Tracy Griffin, Shelter’s Director of Fundraising, said: “We’re delighted that so many talented people have come together to support Shelter.” She adds, “In these tough times homelessness really can happen to anyone. We hope that people will get bidding to help us raise vital funds.”
Shelter has created the exhibition, which centres on the theme ‘Up My Street’. Artists have donated pieces inspired by a street that has particular significance to them, drawing on characters and buildings as well as personal experiences and memories.
The exhibition, which is headline-sponsored by British Land, aims to raise awareness of the thousands of families in Britain struggling to find and keep a safe and secure place to live. Every two minutes someone faces the nightmare of losing their home and Shelter is there to help whoever’s next.
“This exhibition highlights that home is not just about bricks and mortar. The people, sense of security and wider community make it so important to each and every one of us.” Continues Tracy Griffin, Shelter’s Director of Fundraising.
Original pieces of photography, street art, sculpture, graphic design and painting make up the diverse collection. Other artists involved include photographer Miles Aldridge, street artist Eine and DC Comics illustrator Frank Quitely.

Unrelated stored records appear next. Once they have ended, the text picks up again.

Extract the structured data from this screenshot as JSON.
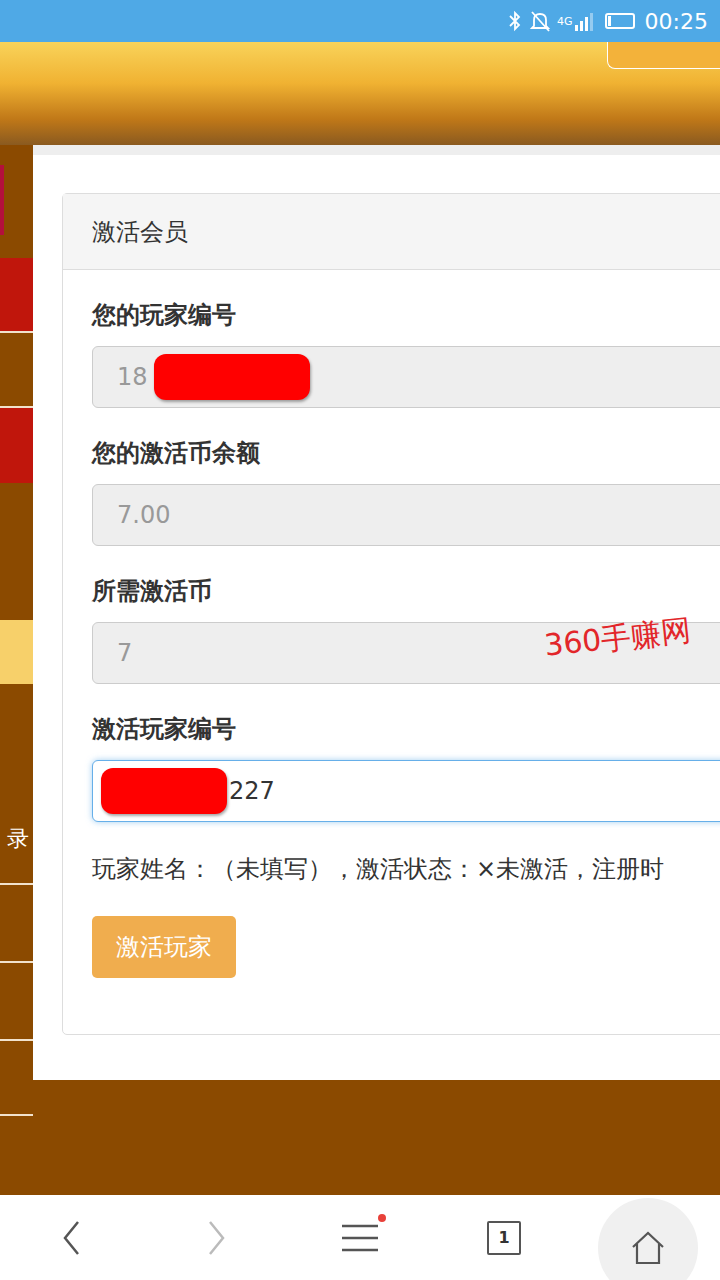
{
  "status_bar": {
    "bluetooth": true,
    "muted": true,
    "network": "4G",
    "signal_level": 0.75,
    "battery_level": 0.1,
    "time": "00:25"
  },
  "sidebar": {
    "items": [
      {
        "label": "录"
      }
    ]
  },
  "panel": {
    "title": "激活会员",
    "fields": [
      {
        "label": "您的玩家编号",
        "value": "18",
        "redaction": "after",
        "editable": false,
        "focused": false
      },
      {
        "label": "您的激活币余额",
        "value": "7.00",
        "redaction": "none",
        "editable": false,
        "focused": false
      },
      {
        "label": "所需激活币",
        "value": "7",
        "redaction": "none",
        "editable": false,
        "focused": false
      },
      {
        "label": "激活玩家编号",
        "value": "227",
        "redaction": "before",
        "editable": true,
        "focused": true
      }
    ],
    "info": "玩家姓名：（未填写），激活状态：×未激活，注册时",
    "button": "激活玩家"
  },
  "watermark": "360手赚网",
  "nav_bar": {
    "back_enabled": true,
    "forward_enabled": false,
    "menu_badge": true,
    "tab_count": "1"
  }
}
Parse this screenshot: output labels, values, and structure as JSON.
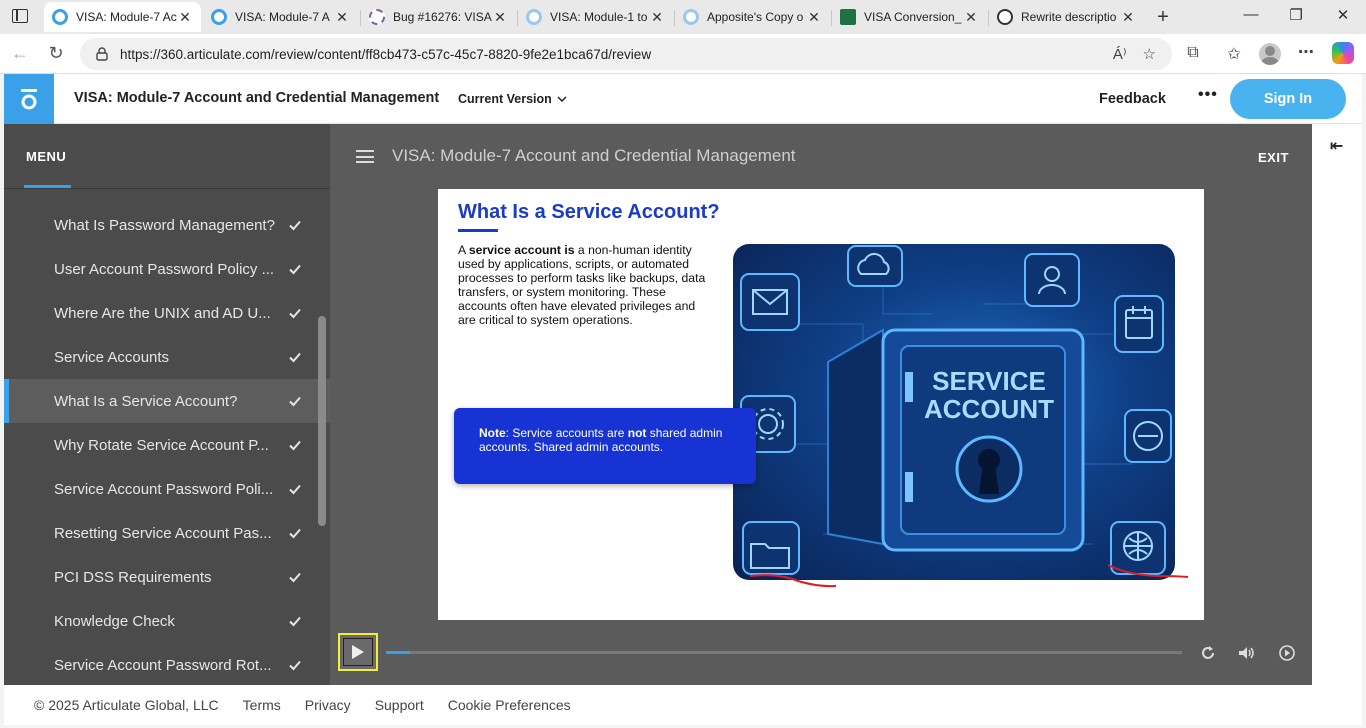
{
  "browser": {
    "tabs": [
      {
        "title": "VISA: Module-7 Ac",
        "active": true
      },
      {
        "title": "VISA: Module-7 A",
        "active": false
      },
      {
        "title": "Bug #16276: VISA",
        "active": false
      },
      {
        "title": "VISA: Module-1 to",
        "active": false
      },
      {
        "title": "Apposite's Copy o",
        "active": false
      },
      {
        "title": "VISA Conversion_",
        "active": false
      },
      {
        "title": "Rewrite descriptio",
        "active": false
      }
    ],
    "url": "https://360.articulate.com/review/content/ff8cb473-c57c-45c7-8820-9fe2e1bca67d/review",
    "read_aloud_label": "Á⁾"
  },
  "header": {
    "title": "VISA: Module-7 Account and Credential Management",
    "version": "Current Version",
    "feedback": "Feedback",
    "more": "•••",
    "sign_in": "Sign In"
  },
  "player": {
    "menu_label": "MENU",
    "course_title": "VISA: Module-7 Account and Credential Management",
    "exit_label": "EXIT",
    "menu_items": [
      {
        "label": "What Is Password Management?",
        "active": false
      },
      {
        "label": "User Account Password Policy ...",
        "active": false
      },
      {
        "label": "Where Are the UNIX and AD U...",
        "active": false
      },
      {
        "label": "Service Accounts",
        "active": false
      },
      {
        "label": "What Is a Service Account?",
        "active": true
      },
      {
        "label": "Why Rotate Service Account P...",
        "active": false
      },
      {
        "label": "Service Account Password Poli...",
        "active": false
      },
      {
        "label": "Resetting Service Account Pas...",
        "active": false
      },
      {
        "label": "PCI DSS Requirements",
        "active": false
      },
      {
        "label": "Knowledge Check",
        "active": false
      },
      {
        "label": "Service Account Password Rot...",
        "active": false
      }
    ],
    "progress_fraction": 0.03
  },
  "slide": {
    "title": "What Is a Service Account?",
    "body_lead": "A ",
    "body_bold": "service account is",
    "body_rest": " a non-human identity used by applications, scripts, or automated processes to perform tasks like backups, data transfers, or system monitoring. These accounts often have elevated privileges and are critical to system operations.",
    "note_bold": "Note",
    "note_mid": ": Service accounts are ",
    "note_bold2": "not",
    "note_rest": " shared admin accounts. Shared admin accounts.",
    "vault_line1": "SERVICE",
    "vault_line2": "ACCOUNT"
  },
  "footer": {
    "copyright": "© 2025 Articulate Global, LLC",
    "links": [
      "Terms",
      "Privacy",
      "Support",
      "Cookie Preferences"
    ]
  },
  "colors": {
    "accent": "#3aa0e8",
    "slide_blue": "#1a3ac8",
    "note_blue": "#1733d4",
    "annotation_red": "#e01b24",
    "focus_yellow": "#f3ef35"
  }
}
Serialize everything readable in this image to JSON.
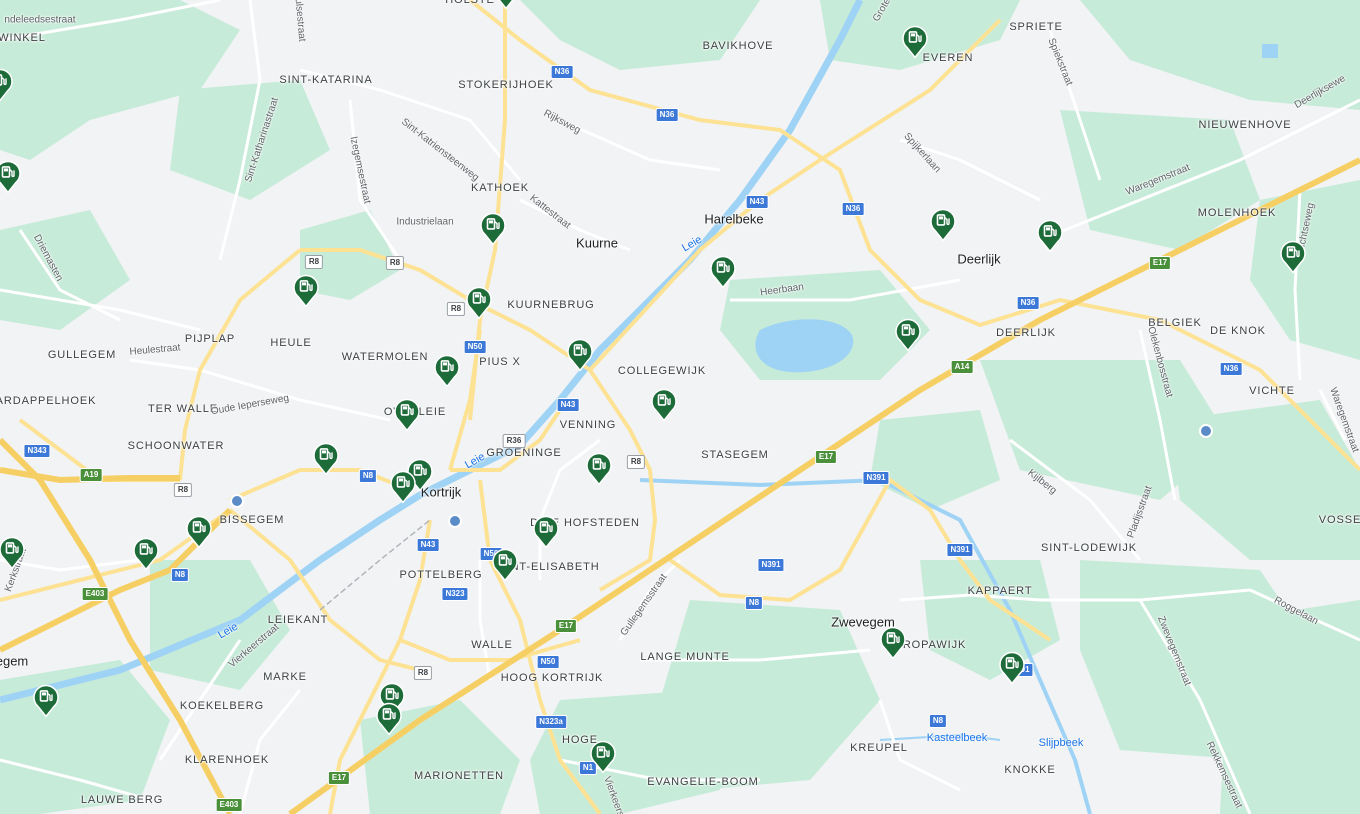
{
  "colors": {
    "land": "#f1f3f4",
    "green": "#c7ebd9",
    "water": "#9fd3f5",
    "motorway": "#f6cf64",
    "motorway_edge": "#e3b441",
    "major": "#fde293",
    "pin": "#1e6b3a"
  },
  "labels": {
    "towns": [
      "Kuurne",
      "Harelbeke",
      "Deerlijk",
      "Kortrijk",
      "Zwevegem",
      "egem"
    ],
    "hoods": [
      "STOKERIJHOEK",
      "SINT-KATARINA",
      "KATHOEK",
      "KUURNEBRUG",
      "BAVIKHOVE",
      "SPRIETE",
      "NIEUWENHOVE",
      "MOLENHOEK",
      "DEERLIJK",
      "BELGIEK",
      "DE KNOK",
      "VICHTE",
      "PIJPLAP",
      "GULLEGEM",
      "HEULE",
      "WATERMOLEN",
      "PIUS X",
      "COLLEGEWIJK",
      "ARDAPPELHOEK",
      "TER WALLE",
      "OVERLEIE",
      "VENNING",
      "SCHOONWATER",
      "GROENINGE",
      "STASEGEM",
      "BISSEGEM",
      "DRIE HOFSTEDEN",
      "POTTELBERG",
      "SINT-ELISABETH",
      "SINT-LODEWIJK",
      "VOSSE",
      "KAPPAERT",
      "LEIEKANT",
      "WALLE",
      "EUROPAWIJK",
      "LANGE MUNTE",
      "MARKE",
      "HOOG KORTRIJK",
      "KOEKELBERG",
      "HOGE",
      "KREUPEL",
      "KLARENHOEK",
      "MARIONETTEN",
      "EVANGELIE-BOOM",
      "LAUWE BERG",
      "KNOKKE",
      "WINKEL",
      "HOLSTE",
      "EVEREN"
    ],
    "streets": [
      "ndeleedsestraat",
      "ulsestraat",
      "Sint-Katharinastraat",
      "Sint-Katriensteenweg",
      "Izegemsestraat",
      "Rijksweg",
      "Grote",
      "Spiekstraat",
      "Spijkerlaan",
      "Deerlijksewe",
      "Industrielaan",
      "Kattestraat",
      "Driemasten",
      "Heerbaan",
      "Waregemstraat",
      "Vichtseweg",
      "Heulestraat",
      "Oude Ieperseweg",
      "Olekenbosstraat",
      "Waregemstraat",
      "Kijlberg",
      "Pladijsstraat",
      "Kerkstraat",
      "Gullegemsstraat",
      "Roggelaan",
      "Zwevegemstraat",
      "Vierkeerstraat",
      "Rekkemsestraat",
      "Vierkeerstraat",
      "Do"
    ],
    "water": [
      "Leie",
      "Leie",
      "Leie",
      "Kasteelbeek",
      "Slijpbeek"
    ]
  },
  "shields": [
    "N36",
    "N36",
    "N36",
    "N36",
    "N36",
    "N43",
    "N43",
    "N43",
    "R8",
    "R8",
    "R8",
    "R8",
    "R8",
    "R8",
    "N50",
    "N50",
    "N50",
    "R36",
    "N343",
    "A19",
    "N8",
    "N8",
    "N8",
    "N8",
    "E403",
    "E403",
    "E17",
    "E17",
    "E17",
    "E17",
    "A14",
    "N391",
    "N391",
    "N391",
    "N323",
    "N323a",
    "N1",
    "N391"
  ],
  "charging_stations_icon": "ev-charger-icon",
  "charging_stations_count": 28,
  "poi_icons": [
    "train-station-icon",
    "train-station-icon",
    "train-station-icon"
  ]
}
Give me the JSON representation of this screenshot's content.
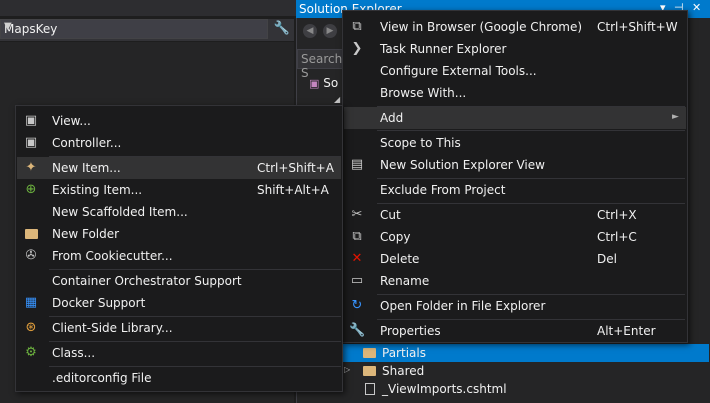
{
  "properties": {
    "combo_value": "MapsKey"
  },
  "solution_explorer": {
    "title": "Solution Explorer",
    "search_placeholder": "Search S",
    "tree_solution": "So",
    "tree_items": [
      {
        "label": "Partials",
        "selected": true,
        "icon": "folder-icon"
      },
      {
        "label": "Shared",
        "selected": false,
        "icon": "folder-icon"
      },
      {
        "label": "_ViewImports.cshtml",
        "selected": false,
        "icon": "file-icon"
      }
    ]
  },
  "context_menu": {
    "items": [
      {
        "label": "View in Browser (Google Chrome)",
        "shortcut": "Ctrl+Shift+W",
        "icon": "browser-icon"
      },
      {
        "label": "Task Runner Explorer",
        "shortcut": "",
        "icon": "chevron-right-icon"
      },
      {
        "label": "Configure External Tools...",
        "shortcut": "",
        "icon": ""
      },
      {
        "label": "Browse With...",
        "shortcut": "",
        "icon": ""
      },
      {
        "label": "Add",
        "shortcut": "",
        "icon": ""
      },
      {
        "label": "Scope to This",
        "shortcut": "",
        "icon": ""
      },
      {
        "label": "New Solution Explorer View",
        "shortcut": "",
        "icon": "new-view-icon"
      },
      {
        "label": "Exclude From Project",
        "shortcut": "",
        "icon": ""
      },
      {
        "label": "Cut",
        "shortcut": "Ctrl+X",
        "icon": "scissors-icon"
      },
      {
        "label": "Copy",
        "shortcut": "Ctrl+C",
        "icon": "copy-icon"
      },
      {
        "label": "Delete",
        "shortcut": "Del",
        "icon": "delete-x-icon"
      },
      {
        "label": "Rename",
        "shortcut": "",
        "icon": "rename-icon"
      },
      {
        "label": "Open Folder in File Explorer",
        "shortcut": "",
        "icon": "refresh-arrow-icon"
      },
      {
        "label": "Properties",
        "shortcut": "Alt+Enter",
        "icon": "wrench-icon"
      }
    ]
  },
  "add_submenu": {
    "items": [
      {
        "label": "View...",
        "shortcut": "",
        "icon": "view-file-icon"
      },
      {
        "label": "Controller...",
        "shortcut": "",
        "icon": "controller-file-icon"
      },
      {
        "label": "New Item...",
        "shortcut": "Ctrl+Shift+A",
        "icon": "new-item-icon"
      },
      {
        "label": "Existing Item...",
        "shortcut": "Shift+Alt+A",
        "icon": "existing-item-icon"
      },
      {
        "label": "New Scaffolded Item...",
        "shortcut": "",
        "icon": ""
      },
      {
        "label": "New Folder",
        "shortcut": "",
        "icon": "new-folder-icon"
      },
      {
        "label": "From Cookiecutter...",
        "shortcut": "",
        "icon": "cookiecutter-icon"
      },
      {
        "label": "Container Orchestrator Support",
        "shortcut": "",
        "icon": ""
      },
      {
        "label": "Docker Support",
        "shortcut": "",
        "icon": "docker-icon"
      },
      {
        "label": "Client-Side Library...",
        "shortcut": "",
        "icon": "library-icon"
      },
      {
        "label": "Class...",
        "shortcut": "",
        "icon": "class-icon"
      },
      {
        "label": ".editorconfig File",
        "shortcut": "",
        "icon": ""
      }
    ]
  }
}
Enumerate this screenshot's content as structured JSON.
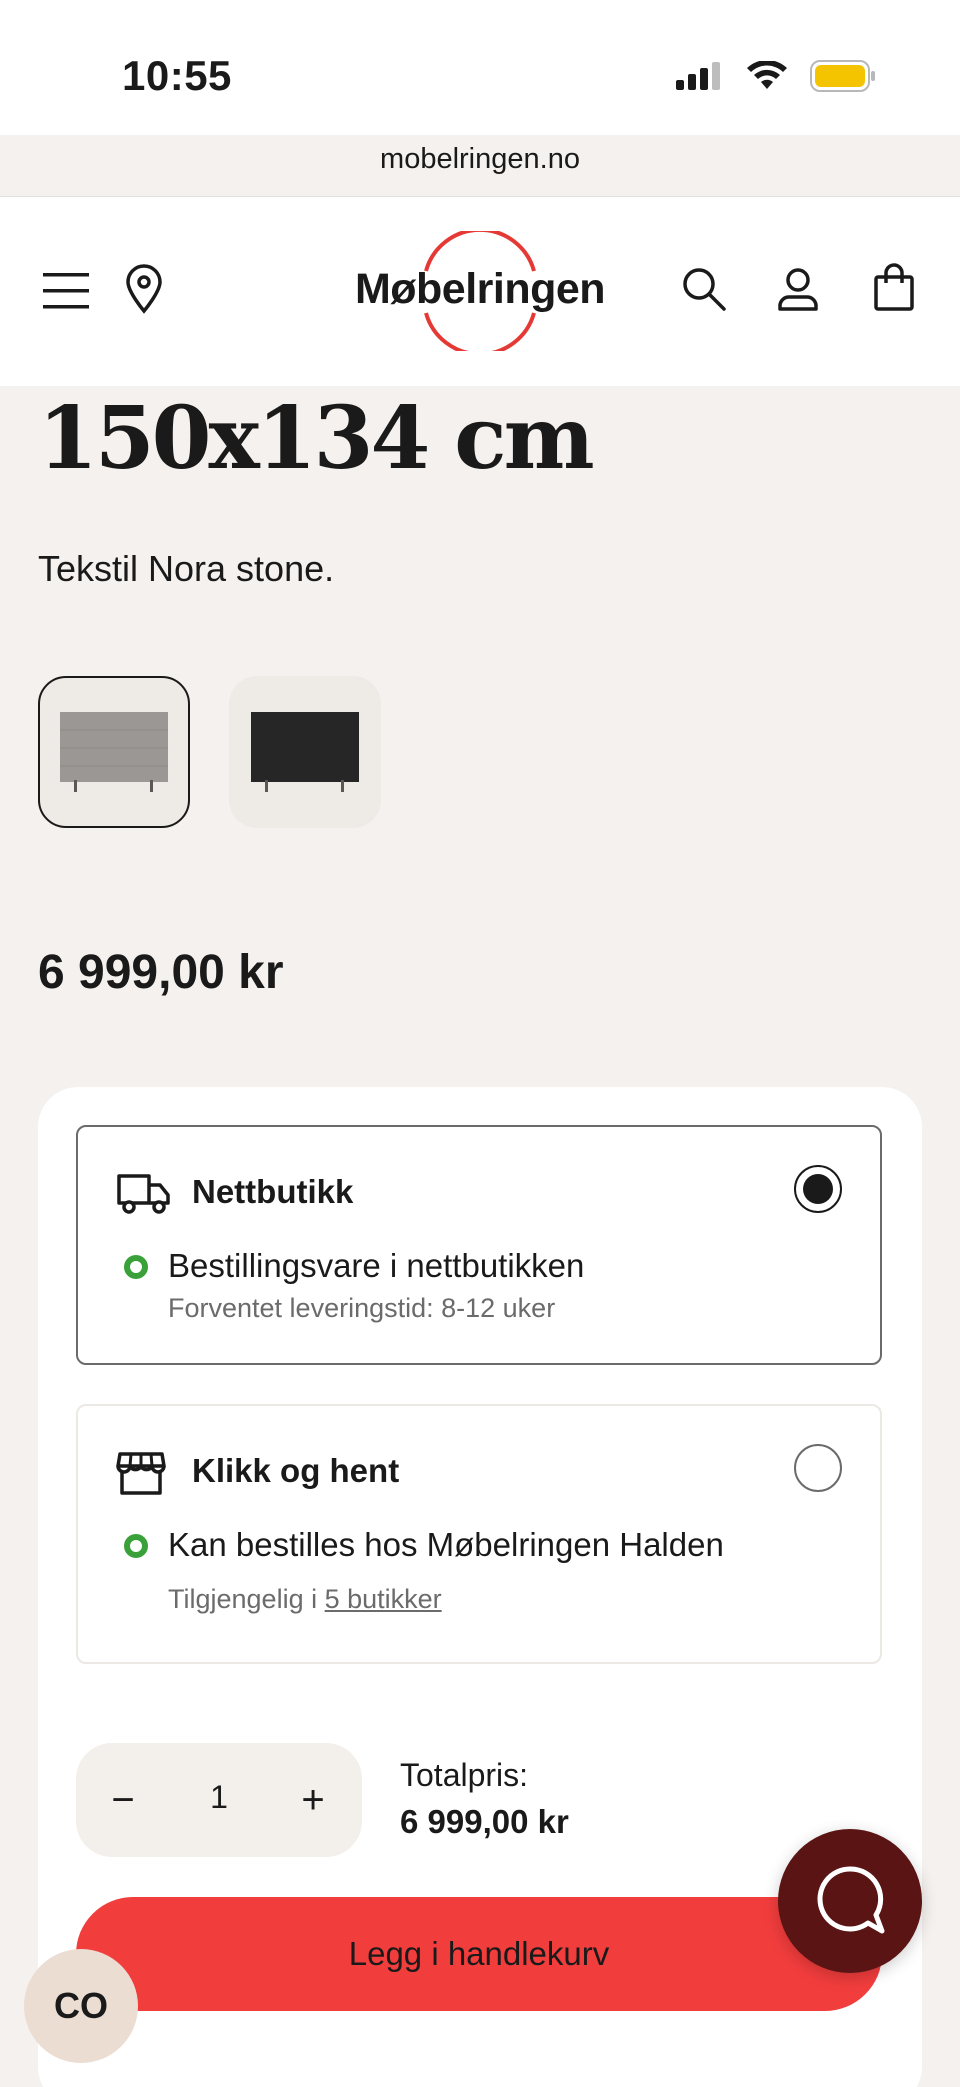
{
  "status_bar": {
    "time": "10:55",
    "url": "mobelringen.no"
  },
  "header": {
    "logo_text": "Møbelringen",
    "icons": [
      "menu-icon",
      "location-pin-icon",
      "search-icon",
      "account-icon",
      "shopping-bag-icon"
    ]
  },
  "product": {
    "title": "150x134 cm",
    "description": "Tekstil Nora stone.",
    "swatches": [
      {
        "name": "Nora stone",
        "color": "#9b9794",
        "selected": true
      },
      {
        "name": "Svart",
        "color": "#262626",
        "selected": false
      }
    ],
    "price": "6 999,00 kr"
  },
  "delivery": {
    "options": [
      {
        "title": "Nettbutikk",
        "icon": "truck-icon",
        "status": "Bestillingsvare i nettbutikken",
        "sub": "Forventet leveringstid: 8-12 uker",
        "selected": true
      },
      {
        "title": "Klikk og hent",
        "icon": "store-icon",
        "status": "Kan bestilles hos Møbelringen Halden",
        "sub_prefix": "Tilgjengelig i",
        "sub_link": "5 butikker",
        "selected": false
      }
    ]
  },
  "quantity": {
    "value": "1",
    "minus": "−",
    "plus": "+"
  },
  "total": {
    "label": "Totalpris:",
    "value": "6 999,00 kr"
  },
  "cart_button": {
    "label": "Legg i handlekurv"
  },
  "floating": {
    "co_label": "CO"
  },
  "colors": {
    "accent_red": "#f23d3d",
    "chat_bg": "#5a1414",
    "stock_green": "#3aa13a",
    "page_bg": "#f5f1ee"
  }
}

All artwork will be auctioned in aid of Shelter. An online gallery of the exclusive artwork will be available to view at www.shelter.org.uk/upmystreet from Monday 27th February, with the opportunity for people to bid on the artwork remotely.
Patrick Hughes said: “Shelter is a charity that is close to my heart. Having a roof over your head is something we should all be able to take for granted, and most of us do. However, not everyone has a place they can call their own. I hope this exhibition will make people think about the importance of a home and raise awareness of Shelter’s work.” (Right, Patrick’s artwork ‘Cloudy Heart’)
The collection will be on display in a free exhibition at The Conningsby Gallery in London from Monday 5th – Thursday 8th March 2012.